[srvx-devel] draft: srvx-2.0 database abstraction interface

[Entrope <en...@us...>]

Feedback, if you have any :)

I do not know how clear this will be to people besides me; if it is
not clear, or if you have concerns about what it can do, let me know
where.

Assuming nobody finds serious problems in it, I'll start implementing
it this weekend.

-- Entrope

Database Abstraction
--------------------

srvx-2.0 uses (will use) a database abstraction layer to hide the
structural and representation differences between different supported
database backends, and to make it easier to manage the database
behavior at a high level.  This document describes the behavior and
interfaces of that layer -- both what it exposes to the higher levels
of srvx, and what it expects from the database backends.

Database Model
--------------

The top level of the database consists of tables.  These are named
mappings of keys to rows.  Each row has one primary key column, other
columns, and child tables.  A column has a name, and data of one of
several types:
  - unsigned integer
  - datetime
  - string
  - string list
  - child table (of a specific type)
Within a given table, each column contains the same type of data in
all rows (the special value 'null' may exist in any column except the
primary key column; whether it occurs, and the meaning if it does, is
table-specific).
A child table is distinguished by having a parent row in another
table; rows in top-level tables do not have parents.  For relational
databases, this usually means the child table has additional columns
in the primary key to identify the parent row.
Child objects cannot look up their parents directly, although if they
do not have a parent object pointer, they must have a list of parent
keys (to know where their children are and to write themselves out).

Schema Representation
---------------------

Each table type is represented by a descriptor and control object in
srvx.  These are created by specifying the table name, column names
and types, primary key column name, and factory to load objects from
the database store.  These type descriptors are created by a factory
method on the database backend object.

Object Loading
--------------

The table type descriptor object can load a database object, given the
child primary key and either parent object or full list of parent
keys.

When a row is loaded from the database, all its child rows may be
loaded in the same query (whether or not is specified in the load
call, and defaults to loading children), but its parent (if one
exists) is not loaded.  The object is entered into a per-table and
database-wide cache.  The representation passed to the object loading
factory should be similar to the "struct record_data" in srvx-1.x.

Object Storing
--------------

A database object can be marked dirty (and probably should be marked
dirty by mutator methods) and moved to the dirty list in the database.
The base database object class has a (virtual) method to write the
object out, using an interface similar to the saxdb write interface in
srvx-1.x.

The database backend must also support transaction levels, and not
permanently write dirty objects until the transaction is committed.
If the transaction (or a parent transaction) is rolled back, the
object must be reverted to its pre-transaction state.
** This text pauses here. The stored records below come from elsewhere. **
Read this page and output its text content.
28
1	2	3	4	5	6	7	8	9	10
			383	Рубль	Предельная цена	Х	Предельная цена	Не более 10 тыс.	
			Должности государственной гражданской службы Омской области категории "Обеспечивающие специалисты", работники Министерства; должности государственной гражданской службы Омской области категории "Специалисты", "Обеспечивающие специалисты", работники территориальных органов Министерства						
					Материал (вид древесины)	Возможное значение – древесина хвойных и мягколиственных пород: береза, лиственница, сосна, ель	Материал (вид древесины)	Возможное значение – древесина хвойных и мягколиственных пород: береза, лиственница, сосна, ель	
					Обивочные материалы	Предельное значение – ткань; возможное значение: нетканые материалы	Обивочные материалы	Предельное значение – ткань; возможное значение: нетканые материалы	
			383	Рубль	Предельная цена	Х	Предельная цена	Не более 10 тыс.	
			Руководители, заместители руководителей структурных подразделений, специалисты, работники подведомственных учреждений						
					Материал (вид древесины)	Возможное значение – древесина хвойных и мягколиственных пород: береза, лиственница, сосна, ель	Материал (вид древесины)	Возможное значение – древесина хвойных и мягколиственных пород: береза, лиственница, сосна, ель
[Q: how will rollback interact with adding or dropping rows?  Probably
just reference the added/dropped rows in the transaction record.]

Caching
-------

Each table type contains a map of loaded objects.  The whole database
contains LRU lists of clean and dirty objects.  The desired size of
these lists can be tuned at runtime.  The database can be told to
reload its cache (for example, if a third party updates the data
store).

Backends
--------

This abstraction layer is designed to efficiently support three
specific backends:
 - a plain text backend that can read srvx-1.x format recdb files (and
   write similarly formatted files -- just without "" for strings that
   are clearly tokens),
 - Berkeley/Sleepycat DB databases,
 - a SQL backend (that knows how to do RFC1459 casemapping).

The major provisos for the backends are:
 - the plain text backend must load and store the entire database at
   once, and thus caches the entire thing,
 - plain text and Sleepycat DBs are vulnerable to in-process corruption,
 - SQL backend is susceptible to high IPC traffic and serialization cost.